II. 5781. Short option positions

  1. Subject to subsection 5781(2), the minimum Dealer inventory margin and client account margin required for short over-the-counter option positions is:
    1. a percentage of the market value of the underlying interest determined using the following percentages:
      1. for debt options, the margin rate used for the underlying interest as determined in sections 5210 through 5241,
      2. for equity options, the margin rate used for the underlying interest as determined in section 5310 through 5315,
      3. for index options or index participation unit options, the published floating margin rate for the index or index participation unit calculated according to the formula set out in section 5360,
      4. for currency options, IIROC’s published spot risk margin rate for the currency calculated according to the formula set out in section 5460 through 5469,

        Minus
    2. any out-of-the-money amount associated with the option.
  2. Subsection 5781(1) notwithstanding, the minimum client account margin required for short over-the-counter option positions shall be no less than the amount determined by multiplying:
    1. in the case of a short call option position, the market value of the underlying interest,
    2. in the case of a short put option position, the aggregate exercise value of the option, by 25% of the margin rate used for the underlying interest.

 

  1. How is inventory margin for OTC options determined?

Mark to market of option positions in inventory is required. Margin shall be calculated as noted in (4) above.

  1. In the absence of the client lodging the underlying interest or equivalent, how is client margin for OTC options determined?

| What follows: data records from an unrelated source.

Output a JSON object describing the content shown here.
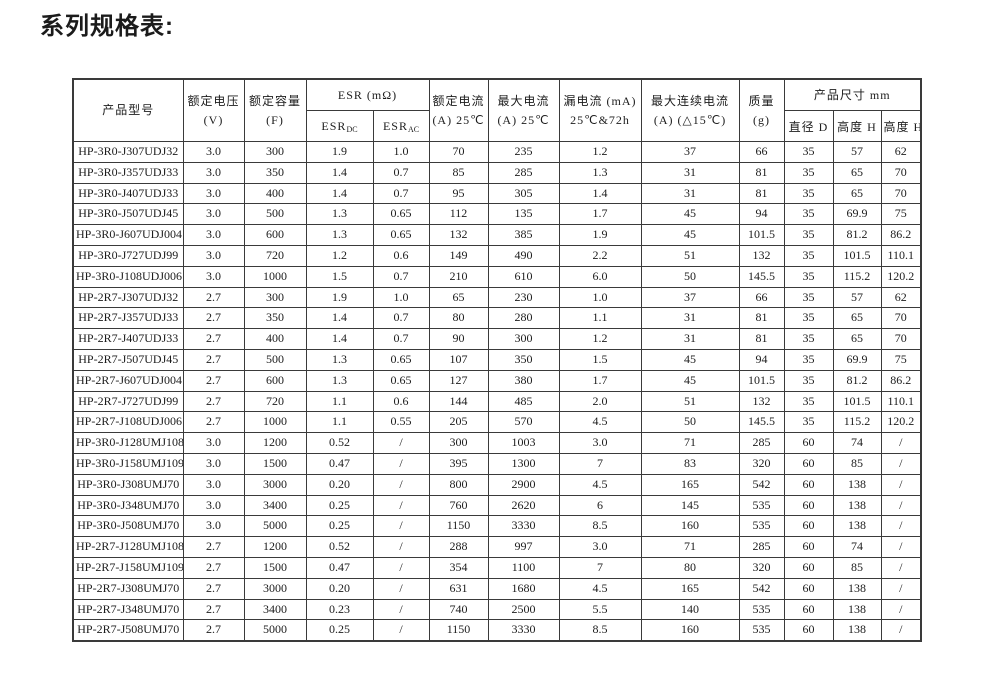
{
  "page": {
    "title": "系列规格表:"
  },
  "table": {
    "headers": {
      "product_model": {
        "line1": "产品型号"
      },
      "rated_voltage": {
        "line1": "额定电压",
        "line2": "(V)"
      },
      "rated_capacity": {
        "line1": "额定容量",
        "line2": "(F)"
      },
      "esr_group": {
        "line1": "ESR (mΩ)"
      },
      "esr_dc": {
        "base": "ESR",
        "sub": "DC"
      },
      "esr_ac": {
        "base": "ESR",
        "sub": "AC"
      },
      "rated_current": {
        "line1": "额定电流",
        "line2": "(A) 25℃"
      },
      "max_current": {
        "line1": "最大电流",
        "line2": "(A) 25℃"
      },
      "leakage_current": {
        "line1": "漏电流 (mA)",
        "line2": "25℃&72h"
      },
      "max_continuous_current": {
        "line1": "最大连续电流",
        "line2": "(A) (△15℃)"
      },
      "mass": {
        "line1": "质量",
        "line2": "(g)"
      },
      "dimensions_group": {
        "line1": "产品尺寸 mm"
      },
      "diameter_d": {
        "line1": "直径 D"
      },
      "height_h": {
        "line1": "高度 H"
      },
      "height_h1": {
        "line1": "高度 H1"
      }
    },
    "rows": [
      [
        "HP-3R0-J307UDJ32",
        "3.0",
        "300",
        "1.9",
        "1.0",
        "70",
        "235",
        "1.2",
        "37",
        "66",
        "35",
        "57",
        "62"
      ],
      [
        "HP-3R0-J357UDJ33",
        "3.0",
        "350",
        "1.4",
        "0.7",
        "85",
        "285",
        "1.3",
        "31",
        "81",
        "35",
        "65",
        "70"
      ],
      [
        "HP-3R0-J407UDJ33",
        "3.0",
        "400",
        "1.4",
        "0.7",
        "95",
        "305",
        "1.4",
        "31",
        "81",
        "35",
        "65",
        "70"
      ],
      [
        "HP-3R0-J507UDJ45",
        "3.0",
        "500",
        "1.3",
        "0.65",
        "112",
        "135",
        "1.7",
        "45",
        "94",
        "35",
        "69.9",
        "75"
      ],
      [
        "HP-3R0-J607UDJ004",
        "3.0",
        "600",
        "1.3",
        "0.65",
        "132",
        "385",
        "1.9",
        "45",
        "101.5",
        "35",
        "81.2",
        "86.2"
      ],
      [
        "HP-3R0-J727UDJ99",
        "3.0",
        "720",
        "1.2",
        "0.6",
        "149",
        "490",
        "2.2",
        "51",
        "132",
        "35",
        "101.5",
        "110.1"
      ],
      [
        "HP-3R0-J108UDJ006",
        "3.0",
        "1000",
        "1.5",
        "0.7",
        "210",
        "610",
        "6.0",
        "50",
        "145.5",
        "35",
        "115.2",
        "120.2"
      ],
      [
        "HP-2R7-J307UDJ32",
        "2.7",
        "300",
        "1.9",
        "1.0",
        "65",
        "230",
        "1.0",
        "37",
        "66",
        "35",
        "57",
        "62"
      ],
      [
        "HP-2R7-J357UDJ33",
        "2.7",
        "350",
        "1.4",
        "0.7",
        "80",
        "280",
        "1.1",
        "31",
        "81",
        "35",
        "65",
        "70"
      ],
      [
        "HP-2R7-J407UDJ33",
        "2.7",
        "400",
        "1.4",
        "0.7",
        "90",
        "300",
        "1.2",
        "31",
        "81",
        "35",
        "65",
        "70"
      ],
      [
        "HP-2R7-J507UDJ45",
        "2.7",
        "500",
        "1.3",
        "0.65",
        "107",
        "350",
        "1.5",
        "45",
        "94",
        "35",
        "69.9",
        "75"
      ],
      [
        "HP-2R7-J607UDJ004",
        "2.7",
        "600",
        "1.3",
        "0.65",
        "127",
        "380",
        "1.7",
        "45",
        "101.5",
        "35",
        "81.2",
        "86.2"
      ],
      [
        "HP-2R7-J727UDJ99",
        "2.7",
        "720",
        "1.1",
        "0.6",
        "144",
        "485",
        "2.0",
        "51",
        "132",
        "35",
        "101.5",
        "110.1"
      ],
      [
        "HP-2R7-J108UDJ006",
        "2.7",
        "1000",
        "1.1",
        "0.55",
        "205",
        "570",
        "4.5",
        "50",
        "145.5",
        "35",
        "115.2",
        "120.2"
      ],
      [
        "HP-3R0-J128UMJ108",
        "3.0",
        "1200",
        "0.52",
        "/",
        "300",
        "1003",
        "3.0",
        "71",
        "285",
        "60",
        "74",
        "/"
      ],
      [
        "HP-3R0-J158UMJ109",
        "3.0",
        "1500",
        "0.47",
        "/",
        "395",
        "1300",
        "7",
        "83",
        "320",
        "60",
        "85",
        "/"
      ],
      [
        "HP-3R0-J308UMJ70",
        "3.0",
        "3000",
        "0.20",
        "/",
        "800",
        "2900",
        "4.5",
        "165",
        "542",
        "60",
        "138",
        "/"
      ],
      [
        "HP-3R0-J348UMJ70",
        "3.0",
        "3400",
        "0.25",
        "/",
        "760",
        "2620",
        "6",
        "145",
        "535",
        "60",
        "138",
        "/"
      ],
      [
        "HP-3R0-J508UMJ70",
        "3.0",
        "5000",
        "0.25",
        "/",
        "1150",
        "3330",
        "8.5",
        "160",
        "535",
        "60",
        "138",
        "/"
      ],
      [
        "HP-2R7-J128UMJ108",
        "2.7",
        "1200",
        "0.52",
        "/",
        "288",
        "997",
        "3.0",
        "71",
        "285",
        "60",
        "74",
        "/"
      ],
      [
        "HP-2R7-J158UMJ109",
        "2.7",
        "1500",
        "0.47",
        "/",
        "354",
        "1100",
        "7",
        "80",
        "320",
        "60",
        "85",
        "/"
      ],
      [
        "HP-2R7-J308UMJ70",
        "2.7",
        "3000",
        "0.20",
        "/",
        "631",
        "1680",
        "4.5",
        "165",
        "542",
        "60",
        "138",
        "/"
      ],
      [
        "HP-2R7-J348UMJ70",
        "2.7",
        "3400",
        "0.23",
        "/",
        "740",
        "2500",
        "5.5",
        "140",
        "535",
        "60",
        "138",
        "/"
      ],
      [
        "HP-2R7-J508UMJ70",
        "2.7",
        "5000",
        "0.25",
        "/",
        "1150",
        "3330",
        "8.5",
        "160",
        "535",
        "60",
        "138",
        "/"
      ]
    ]
  }
}
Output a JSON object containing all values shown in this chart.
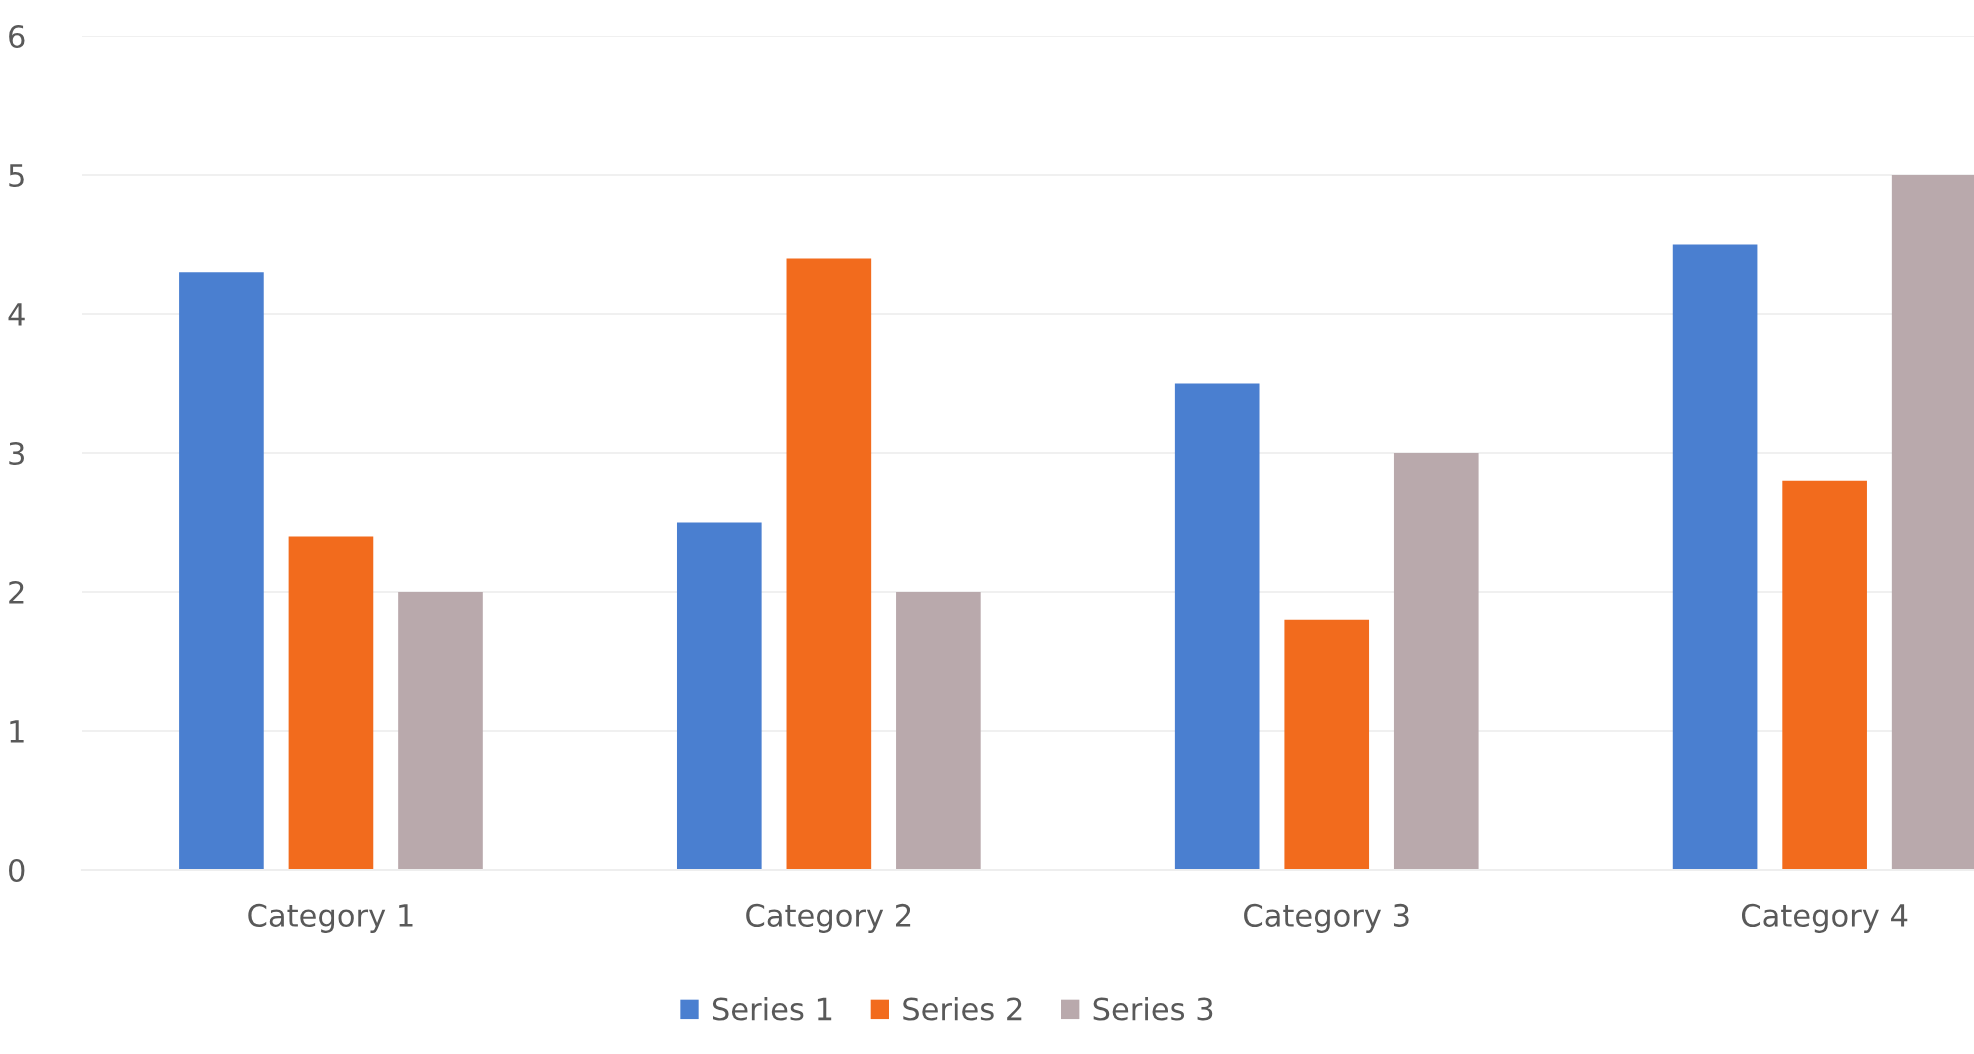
{
  "chart_data": {
    "type": "bar",
    "categories": [
      "Category 1",
      "Category 2",
      "Category 3",
      "Category 4"
    ],
    "series": [
      {
        "name": "Series 1",
        "color": "#4a7fd0",
        "values": [
          4.3,
          2.5,
          3.5,
          4.5
        ]
      },
      {
        "name": "Series 2",
        "color": "#f26b1d",
        "values": [
          2.4,
          4.4,
          1.8,
          2.8
        ]
      },
      {
        "name": "Series 3",
        "color": "#b9a9ac",
        "values": [
          2,
          2,
          3,
          5
        ]
      }
    ],
    "ylim": [
      0,
      6
    ],
    "yticks": [
      0,
      1,
      2,
      3,
      4,
      5,
      6
    ],
    "grid": "y",
    "legend": "bottom"
  }
}
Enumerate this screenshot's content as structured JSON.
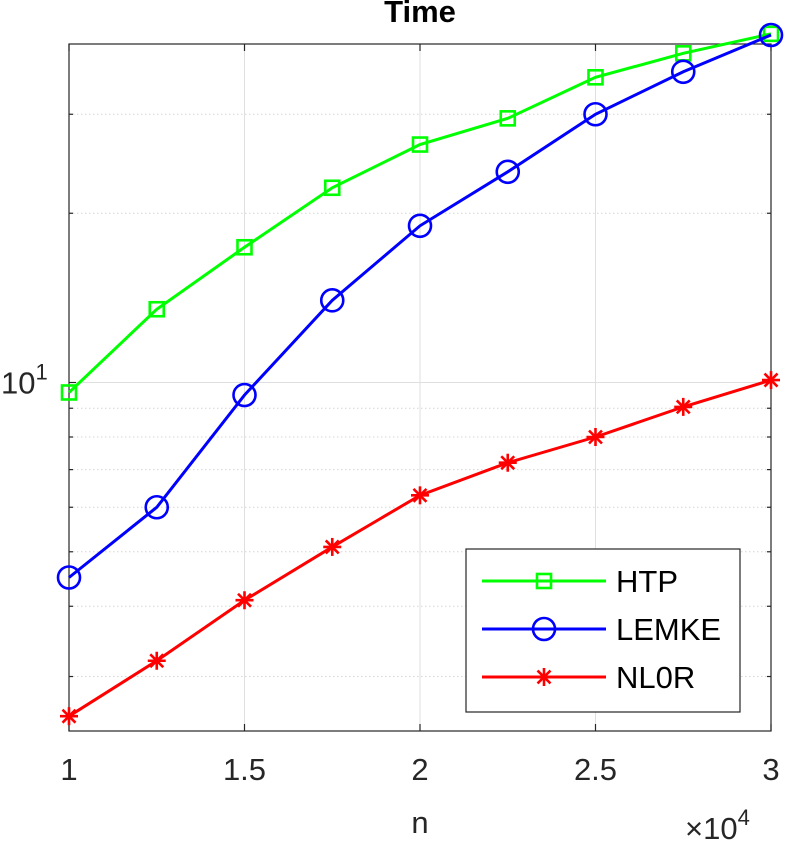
{
  "chart_data": {
    "type": "line",
    "title": "Time",
    "xlabel": "n",
    "ylabel": "",
    "x_exponent_label": "×10",
    "x_exponent_power": "4",
    "x": [
      1,
      1.25,
      1.5,
      1.75,
      2,
      2.25,
      2.5,
      2.75,
      3
    ],
    "x_ticks": [
      1,
      1.5,
      2,
      2.5,
      3
    ],
    "x_tick_labels": [
      "1",
      "1.5",
      "2",
      "2.5",
      "3"
    ],
    "xlim": [
      1,
      3
    ],
    "y_scale": "log",
    "ylim": [
      2.4,
      40
    ],
    "y_tick_label": {
      "base": "10",
      "power": "1",
      "value": 10
    },
    "y_minor_ticks": [
      3,
      4,
      5,
      6,
      7,
      8,
      9,
      20,
      30
    ],
    "grid": true,
    "legend_position": "bottom-right",
    "series": [
      {
        "name": "HTP",
        "color": "#00ff00",
        "marker": "square",
        "values": [
          9.6,
          13.5,
          17.4,
          22.2,
          26.5,
          29.5,
          34.9,
          38.5,
          41.7
        ]
      },
      {
        "name": "LEMKE",
        "color": "#0000ff",
        "marker": "circle",
        "values": [
          4.5,
          6.0,
          9.5,
          14.0,
          19.0,
          23.7,
          30.0,
          35.7,
          41.5
        ]
      },
      {
        "name": "NL0R",
        "color": "#ff0000",
        "marker": "asterisk",
        "values": [
          2.55,
          3.2,
          4.1,
          5.1,
          6.3,
          7.2,
          8.0,
          9.05,
          10.1
        ]
      }
    ]
  }
}
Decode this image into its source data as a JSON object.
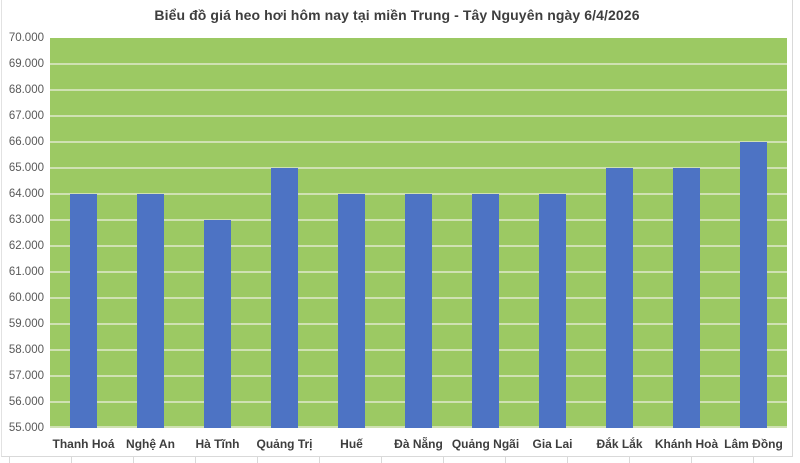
{
  "chart_data": {
    "type": "bar",
    "title": "Biểu đồ giá heo hơi hôm nay tại miền Trung - Tây Nguyên ngày 6/4/2026",
    "categories": [
      "Thanh Hoá",
      "Nghệ An",
      "Hà Tĩnh",
      "Quảng Trị",
      "Huế",
      "Đà Nẵng",
      "Quảng Ngãi",
      "Gia Lai",
      "Đắk Lắk",
      "Khánh Hoà",
      "Lâm Đồng"
    ],
    "values": [
      64000,
      64000,
      63000,
      65000,
      64000,
      64000,
      64000,
      64000,
      65000,
      65000,
      66000
    ],
    "xlabel": "",
    "ylabel": "",
    "ylim": [
      55000,
      70000
    ],
    "ytick_step": 1000,
    "ytick_labels": [
      "70.000",
      "69.000",
      "68.000",
      "67.000",
      "66.000",
      "65.000",
      "64.000",
      "63.000",
      "62.000",
      "61.000",
      "60.000",
      "59.000",
      "58.000",
      "57.000",
      "56.000",
      "55.000"
    ],
    "grid": true,
    "legend_position": "none",
    "colors": {
      "bar": "#4d73c4",
      "plot_background": "#9cc963",
      "gridline": "#cfe1b2",
      "title_text": "#3e3e3e",
      "category_text": "#3e3e3e",
      "ytick_text": "#595959",
      "chart_border": "#d9d9d9"
    }
  }
}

Client margin for OTC option contracts shall be determined based on the following categories:

  1. For acceptable institutions, as defined in the General Notes and Definitions to Form 1, no margin is required.
  2. For acceptable counterparties or regulated entities, as defined in the General Notes and Definitions to Form 1, margin will be determined based on the market deficiency (marked to market) of the option position.
  3. Margin will be required for all other clients and calculated in the same manner as noted in (4) above. Adequate margin for a client short OTC option contract consists of: (1) the deposit of the underlying interest in negotiable form in the client margin account. (2) the deposit of an escrow receipt, or (3) the deposit of a put guarantee letter. If inadequate or insufficient margin is deposited by the client, then the Dealer must provide the deficiency out of its own capital. Short options must be written in client margin accounts with proper agreements in place.
  1. Are offsets for OTC options allowed?

For purposes of hedging OTC option contracts, the offset would be allowed in the same manner as is outlined by IIROC for exchange-traded options, provided that the underlying securities are the same.

In the case of spreads involving European exercise over-the-counter options:

  • a margin offset is permitted where the spread consists of long and short European exercise option contracts with the same expiration date, and
  • a margin offset is permitted where the spread consists of a short European exercise option and long American exercise option, however
  • a margin offset is not permitted where the spread consists of a long European exercise option and a short American exercise option.
  1. Applicable Rules

IIROC Rules this Guidance Note relates to:

  • Rule 5200,
  • Rule 5300, and
  • Rule 5700.
  1. Previous Guidance Note

This Guidance Note replaces C-89 - Over-the-Counter (OTC) Option Contracts.

  1. Related documents

This Guidance Note was published under Notice 21-0190 - IIROC Rules, Form 1 and Guidance.